WASHINGTON, D.C. — U.S. Supreme Court justices wrangled May 13 with whether states can penalize presidential electors who vote their conscience rather than party, and the potential political consequences if they cannot.
They heard arguments in a case of three Washington state residents who went rogue in 2016 by breaking their pledge to cast their Electoral College votes for Democratic candidate Hillary Clinton, who won the state’s popular vote.
The trio contend electors can, under the Constitution, back the candidate of their choice. But the Secretary of State ruled otherwise and fined each $1,000. Washington’s Supreme Court upheld the fines in 2019.
“Do the states have the power to control through law how an elector may vote? They do not,” said Lawrence Lessig, attorney for the three electors. “The states get to appoint, no doubt, but they appoint electors who are then privileged to cast their votes without regulation by the state.”
It’s not an “unfettered discretion” as attorneys for the state have argued, he said. It is “a completely fettered discretion, just fettered by moral and political obligations, not by legal constraint.”
Justices wrestled throughout the hearing — and a subsequent one regarding punishment of three faithless electors in Colorado — with the breadth of electors’ discretion and states’ enforcement powers under the constitutionally established process of selecting a president.
“It’s somewhat hard to understand the concept of something I am pledged, bound to do, I have made a promise to do something, but that promise is unenforceable,” said Justice Ruth Bader Ginsburg.
To which Lessig responded: “A pledge is always and only a moral obligation.”
At times, justices sounded vexed at Lessig’s argument that electors could not be removed for something as serious as accepting a bribe or acting on behalf of a foreign government unless such allegations lead to charges and conviction before the Electoral College convened.
And several justices raised a concern of states and political parties — that allowing every presidential elector limitless freedom would sow chaos.
If the popular vote is close, and changing a few electoral votes could alter the outcome, “the rational response of the losing political party … would be to launch a massive campaign to try to influence electors, and there would be a long period of uncertainty about who the next President was going to be,” said Justice Samuel Alito. “Do you deny that that is a — a good possibility?”
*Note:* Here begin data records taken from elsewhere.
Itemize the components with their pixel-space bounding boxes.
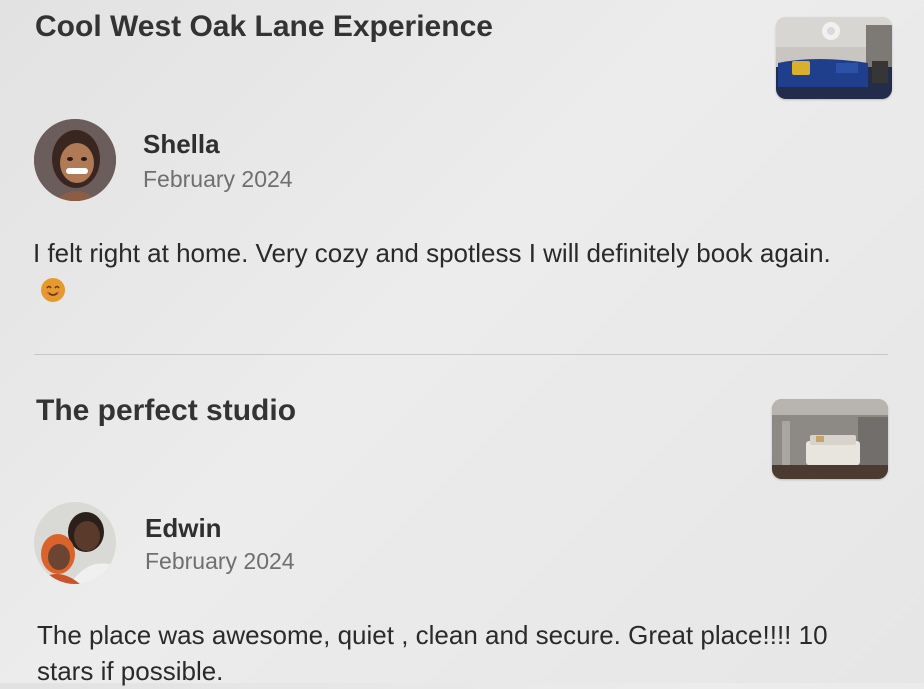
review-date: February 2024 (143, 166, 293, 192)
review-title: Cool West Oak Lane Experience (35, 10, 493, 43)
avatar[interactable] (34, 502, 116, 584)
bedroom-photo[interactable] (772, 399, 888, 479)
smiling-face-icon (40, 277, 66, 303)
review-title: The perfect studio (36, 394, 297, 427)
review-text: I felt right at home. Very cozy and spot… (33, 238, 831, 268)
reviewer-name: Shella (143, 129, 220, 159)
living-room-photo[interactable] (776, 17, 892, 99)
reviewer-name: Edwin (145, 513, 222, 543)
divider (34, 354, 888, 355)
avatar[interactable] (34, 119, 116, 201)
review-text: The place was awesome, quiet , clean and… (37, 620, 828, 686)
review-date: February 2024 (145, 548, 295, 574)
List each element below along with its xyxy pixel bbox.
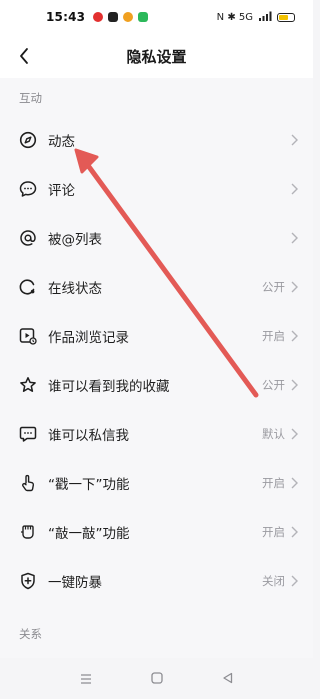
setting-row-online-status[interactable]: 在线状态 公开 xyxy=(0,262,313,311)
home-nav-button[interactable] xyxy=(151,669,163,688)
setting-label: 作品浏览记录 xyxy=(48,329,129,346)
setting-label: 评论 xyxy=(48,182,75,199)
back-button[interactable] xyxy=(12,44,36,68)
shield-plus-icon xyxy=(18,571,38,591)
system-nav-bar xyxy=(0,658,313,699)
setting-row-poke[interactable]: “戳一下”功能 开启 xyxy=(0,458,313,507)
menu-nav-button[interactable] xyxy=(80,669,92,688)
message-icon xyxy=(18,424,38,444)
setting-value: 开启 xyxy=(262,328,285,343)
weibo-notification-icon xyxy=(123,12,134,22)
view-history-icon xyxy=(18,326,38,346)
star-icon xyxy=(18,375,38,395)
setting-row-favorites-visibility[interactable]: 谁可以看到我的收藏 公开 xyxy=(0,360,313,409)
knock-icon xyxy=(18,522,38,542)
header: 隐私设置 xyxy=(0,34,313,78)
section-label-relations: 关系 xyxy=(19,627,42,641)
setting-row-anti-harassment[interactable]: 一键防暴 关闭 xyxy=(0,556,313,605)
chevron-right-icon xyxy=(289,182,299,196)
setting-value: 默认 xyxy=(262,426,285,441)
page-title: 隐私设置 xyxy=(126,47,187,66)
setting-row-direct-messages[interactable]: 谁可以私信我 默认 xyxy=(0,409,313,458)
setting-label: 动态 xyxy=(48,133,75,150)
setting-row-feed[interactable]: 动态 xyxy=(0,115,313,164)
comment-icon xyxy=(18,179,38,199)
compass-icon xyxy=(18,130,38,150)
status-bar: 15:43 N ✱ 5G xyxy=(0,0,313,34)
setting-label: 在线状态 xyxy=(48,280,102,297)
signal-icon xyxy=(258,11,272,24)
setting-row-comments[interactable]: 评论 xyxy=(0,164,313,213)
back-nav-button[interactable] xyxy=(222,669,233,688)
menu-icon xyxy=(80,674,91,684)
setting-label: 被@列表 xyxy=(48,231,102,248)
chevron-right-icon xyxy=(289,476,299,490)
setting-value: 公开 xyxy=(262,377,285,392)
app-notification-icon xyxy=(108,12,119,22)
setting-value: 公开 xyxy=(262,279,285,294)
setting-label: 谁可以看到我的收藏 xyxy=(48,378,170,395)
setting-label: “戳一下”功能 xyxy=(48,476,130,493)
section-label-interaction: 互动 xyxy=(19,91,42,105)
status-time: 15:43 xyxy=(46,10,86,24)
home-square-icon xyxy=(151,672,163,684)
setting-row-knock[interactable]: “敲一敲”功能 开启 xyxy=(0,507,313,556)
poke-icon xyxy=(18,473,38,493)
chevron-right-icon xyxy=(289,427,299,441)
setting-row-mentions[interactable]: 被@列表 xyxy=(0,213,313,262)
back-triangle-icon xyxy=(223,672,233,684)
setting-value: 开启 xyxy=(262,524,285,539)
app-notification-icon xyxy=(138,12,149,22)
app-notification-icon xyxy=(93,12,104,22)
at-icon xyxy=(18,228,38,248)
online-status-icon xyxy=(18,277,38,297)
chevron-right-icon xyxy=(289,231,299,245)
status-indicators: N ✱ 5G xyxy=(216,11,253,23)
setting-label: 谁可以私信我 xyxy=(48,427,129,444)
chevron-right-icon xyxy=(289,378,299,392)
chevron-right-icon xyxy=(289,329,299,343)
setting-row-view-history[interactable]: 作品浏览记录 开启 xyxy=(0,311,313,360)
setting-label: 一键防暴 xyxy=(48,574,102,591)
setting-label: “敲一敲”功能 xyxy=(48,525,130,542)
setting-value: 开启 xyxy=(262,475,285,490)
notification-icons xyxy=(93,12,149,22)
setting-value: 关闭 xyxy=(262,573,285,588)
settings-list: 互动 动态 评论 被@列表 在线状态 公开 作品浏览记录 开启 谁可以看到我的收… xyxy=(0,78,313,658)
chevron-right-icon xyxy=(289,574,299,588)
status-right: N ✱ 5G xyxy=(217,11,295,24)
chevron-right-icon xyxy=(289,280,299,294)
battery-icon xyxy=(277,12,295,22)
chevron-right-icon xyxy=(289,133,299,147)
back-arrow-icon xyxy=(20,48,28,64)
chevron-right-icon xyxy=(289,525,299,539)
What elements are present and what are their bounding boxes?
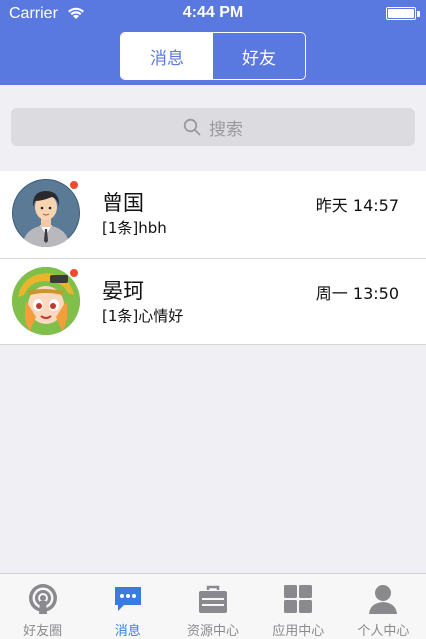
app-header: Carrier 4:44 PM 消息 好友 — [0, 0, 426, 85]
tab-label: 消息 — [114, 624, 141, 639]
tab-label: 个人中心 — [357, 624, 410, 639]
battery-icon — [386, 7, 416, 20]
tab-resources[interactable]: 资源中心 — [170, 574, 255, 639]
unread-badge — [69, 180, 79, 190]
chat-bubble-icon — [112, 583, 144, 615]
tab-label: 好友圈 — [23, 624, 63, 639]
tab-label: 应用中心 — [272, 624, 325, 639]
tab-moments[interactable]: 好友圈 — [0, 574, 85, 639]
last-message: [1条]hbh — [102, 219, 167, 237]
tab-profile[interactable]: 个人中心 — [341, 574, 426, 639]
status-bar: Carrier 4:44 PM — [0, 0, 426, 28]
search-area: 搜索 — [0, 85, 426, 171]
message-time: 周一 13:50 — [315, 284, 399, 303]
battery-tip — [417, 11, 420, 17]
tab-messages-bottom[interactable]: 消息 — [85, 574, 170, 639]
tab-friends[interactable]: 好友 — [213, 33, 305, 79]
tab-apps[interactable]: 应用中心 — [256, 574, 341, 639]
conversation-list: 曾国 [1条]hbh 昨天 14:57 晏珂 [1条]心情好 周一 13:50 — [0, 171, 426, 345]
briefcase-icon — [197, 583, 229, 615]
person-icon — [367, 583, 399, 615]
contact-name: 晏珂 — [102, 279, 144, 303]
segmented-control: 消息 好友 — [120, 32, 306, 80]
radar-icon — [27, 583, 59, 615]
last-message: [1条]心情好 — [102, 307, 184, 325]
search-icon — [183, 118, 201, 136]
avatar — [12, 267, 80, 335]
avatar — [12, 179, 80, 247]
unread-badge — [69, 268, 79, 278]
tab-messages[interactable]: 消息 — [121, 33, 213, 79]
message-time: 昨天 14:57 — [315, 196, 399, 215]
contact-name: 曾国 — [102, 191, 144, 215]
tab-label: 资源中心 — [187, 624, 240, 639]
list-item[interactable]: 晏珂 [1条]心情好 周一 13:50 — [0, 258, 426, 345]
search-placeholder: 搜索 — [209, 119, 243, 140]
bottom-tab-bar: 好友圈 消息 资源中心 应用中心 个人中心 — [0, 573, 426, 639]
grid-icon — [282, 583, 314, 615]
search-input[interactable]: 搜索 — [11, 108, 415, 146]
status-time: 4:44 PM — [182, 4, 244, 21]
list-item[interactable]: 曾国 [1条]hbh 昨天 14:57 — [0, 171, 426, 258]
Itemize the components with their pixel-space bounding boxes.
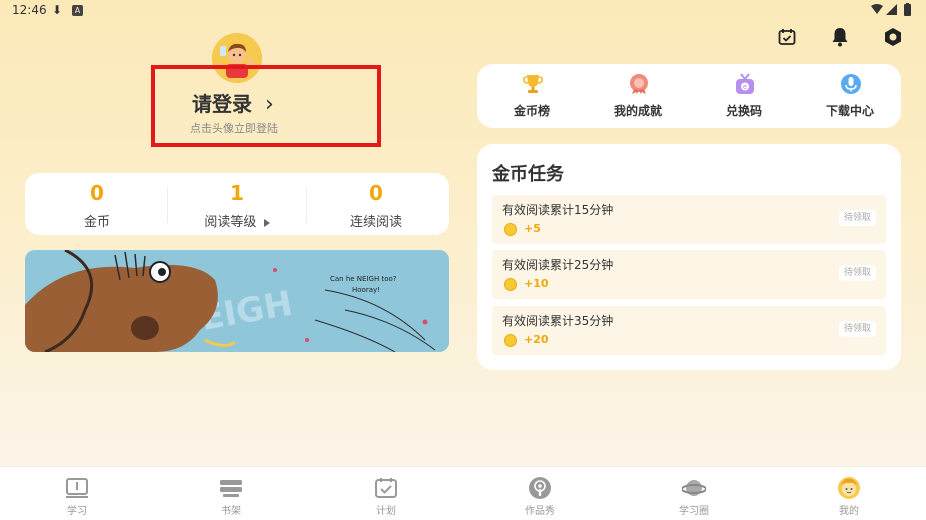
quick-link-label: 金币榜	[513, 104, 550, 118]
task-claim-button[interactable]: 待领取	[838, 265, 876, 281]
stat-value: 0	[369, 181, 383, 205]
task-name: 有效阅读累计25分钟	[502, 258, 614, 272]
stats-card: 0 金币 1 阅读等级 0 连续阅读	[25, 173, 449, 235]
stat-label: 金币	[83, 215, 110, 230]
stat-label: 连续阅读	[349, 215, 402, 230]
highlight-box	[151, 65, 381, 147]
coin-icon	[504, 278, 517, 291]
bottom-nav: 学习 书架 计划 作品秀 学习圈 我的	[0, 466, 926, 520]
status-bar: 12:46 ⬇ A	[0, 0, 926, 22]
stat-value: 0	[90, 181, 104, 205]
nav-item-bookshelf[interactable]: 书架	[181, 467, 281, 520]
tasks-title: 金币任务	[492, 164, 564, 185]
quick-link-label: 兑换码	[725, 104, 762, 118]
quick-link-coin-ranking[interactable]: 金币榜	[479, 64, 585, 128]
nav-label: 作品秀	[525, 506, 555, 517]
status-time: 12:46	[12, 3, 47, 17]
settings-hex-icon[interactable]	[882, 26, 904, 48]
bookshelf-icon	[220, 480, 242, 497]
quick-link-redeem-code[interactable]: e 兑换码	[691, 64, 797, 128]
stat-value: 1	[230, 181, 244, 205]
coin-icon	[504, 223, 517, 236]
nav-label: 学习圈	[679, 506, 709, 517]
nav-item-showcase[interactable]: 作品秀	[490, 467, 590, 520]
podcast-icon	[529, 477, 551, 499]
nav-label: 书架	[221, 506, 241, 517]
gift-code-icon: e	[736, 73, 754, 94]
medal-icon	[630, 74, 648, 94]
task-row: 有效阅读累计15分钟 +5 待领取	[492, 195, 886, 244]
task-reward: +10	[524, 277, 549, 290]
nav-label: 学习	[67, 506, 87, 517]
nav-label: 计划	[376, 506, 396, 517]
stat-reading-level[interactable]: 1 阅读等级	[167, 173, 307, 235]
bell-icon[interactable]	[829, 26, 851, 48]
quick-links-card: 金币榜 我的成就 e 兑换码 下载中心	[477, 64, 901, 128]
quick-link-achievements[interactable]: 我的成就	[585, 64, 691, 128]
quick-link-download-center[interactable]: 下载中心	[797, 64, 903, 128]
profile-face-icon	[838, 477, 860, 499]
wifi-signal-battery-icon	[871, 3, 911, 16]
banner-line-2: Hooray!	[352, 286, 380, 294]
system-status-icons	[870, 3, 916, 20]
banner-illustration: NEIGH Can he NEIGH too? Hooray!	[25, 250, 449, 352]
coin-icon	[504, 334, 517, 347]
stat-label-text: 阅读等级	[204, 215, 257, 230]
stat-coins[interactable]: 0 金币	[27, 173, 167, 235]
quick-link-label: 下载中心	[825, 104, 874, 118]
nav-item-circle[interactable]: 学习圈	[644, 467, 744, 520]
banner-line-1: Can he NEIGH too?	[330, 275, 397, 283]
stat-label: 阅读等级	[167, 211, 307, 230]
promo-banner[interactable]: NEIGH Can he NEIGH too? Hooray!	[25, 250, 449, 352]
nav-item-plan[interactable]: 计划	[336, 467, 436, 520]
task-name: 有效阅读累计35分钟	[502, 314, 614, 328]
nav-item-mine[interactable]: 我的	[799, 467, 899, 520]
task-name: 有效阅读累计15分钟	[502, 203, 614, 217]
task-row: 有效阅读累计35分钟 +20 待领取	[492, 306, 886, 355]
nav-label: 我的	[839, 506, 859, 517]
plan-calendar-icon	[375, 478, 397, 498]
calendar-check-icon[interactable]	[776, 26, 798, 48]
task-row: 有效阅读累计25分钟 +10 待领取	[492, 250, 886, 299]
book-icon	[66, 478, 88, 498]
play-small-icon	[263, 218, 270, 227]
task-reward: +5	[524, 222, 541, 235]
planet-icon	[682, 480, 706, 496]
download-status-icon: ⬇	[52, 3, 63, 17]
a-badge-icon: A	[72, 5, 83, 16]
task-claim-button[interactable]: 待领取	[838, 321, 876, 337]
task-claim-button[interactable]: 待领取	[838, 210, 876, 226]
svg-text:e: e	[743, 83, 747, 91]
trophy-icon	[523, 75, 543, 93]
quick-link-label: 我的成就	[613, 104, 662, 118]
coin-tasks-card: 金币任务 有效阅读累计15分钟 +5 待领取 有效阅读累计25分钟 +10 待领…	[477, 144, 901, 370]
task-reward: +20	[524, 333, 549, 346]
download-center-icon	[841, 74, 861, 94]
nav-item-study[interactable]: 学习	[27, 467, 127, 520]
stat-reading-streak[interactable]: 0 连续阅读	[306, 173, 446, 235]
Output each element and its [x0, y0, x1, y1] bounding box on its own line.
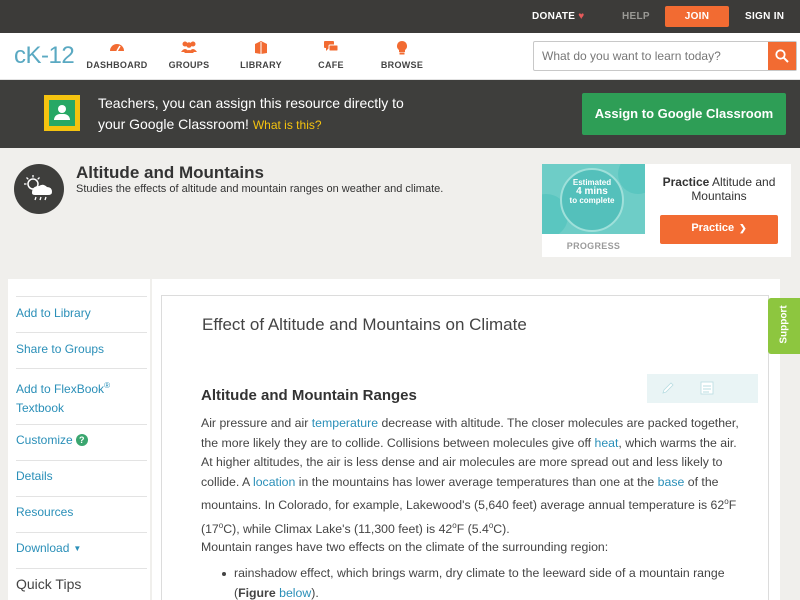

A possibility, yes, Lessig said. “We deny that it is a good possibility.”
Later, in response to a question from Justice Brett Kavanaugh, he said, “you might worry that there’s an increased risk of ‘chaos’ if electors have the discretion we believe they’ve always had.”
That likelihood is tiny “given it requires electors who are the loyal of the loyal to band together in dozens or, you know, three dozen in the last election and flip sides. And, of course, the likelihood of that is extremely small.”
If justices side with the faithless electors, it could inject a degree of havoc and uncertainty when the Electoral College convenes in December to formally select the next president. And it could energize a movement that wants to require that U.S. presidents be elected based on results of the popular vote nationally, not ballots cast by members of the Electoral College.
Bret Chiafalo of Everett, Levi Guerra of Warden and Esther John of Seattle signed pledges to cast their votes for the party’s nominee, Clinton, if she won the popular vote in Washington, which she did. In Washington, Clinton received about 521,000 more votes than Donald Trump. Nationally, she received about 2.8 million more votes.
Solicitor General Noah Purcell, representing the state of Washington, argued that the Constitution gives states the power to appoint electors and enforce conditions for that appointment with sanctions like a fine or removal. It’s not that electors cannot have discretion, he argued. Rather, states set the parameters.
He called “absurd” the argument a state could not remove an elector even if it knew they had accepted a bribe, unless the criminal process had been completed. And he dismissed Lessig’s contention that framers of the Constitution envisioned electors acting as free agents as “academic theory.”
Justice Elena Kagan pushed back on Purcell’s argument that the state’s power to appoint also conveys authority to remove.
“What your argument is, is that the Constitution doesn’t say and … if the Constitution doesn’t say, we should presume that states were meant to decide?” she said.
A ruling is expected by the end of the court’s term in early summer.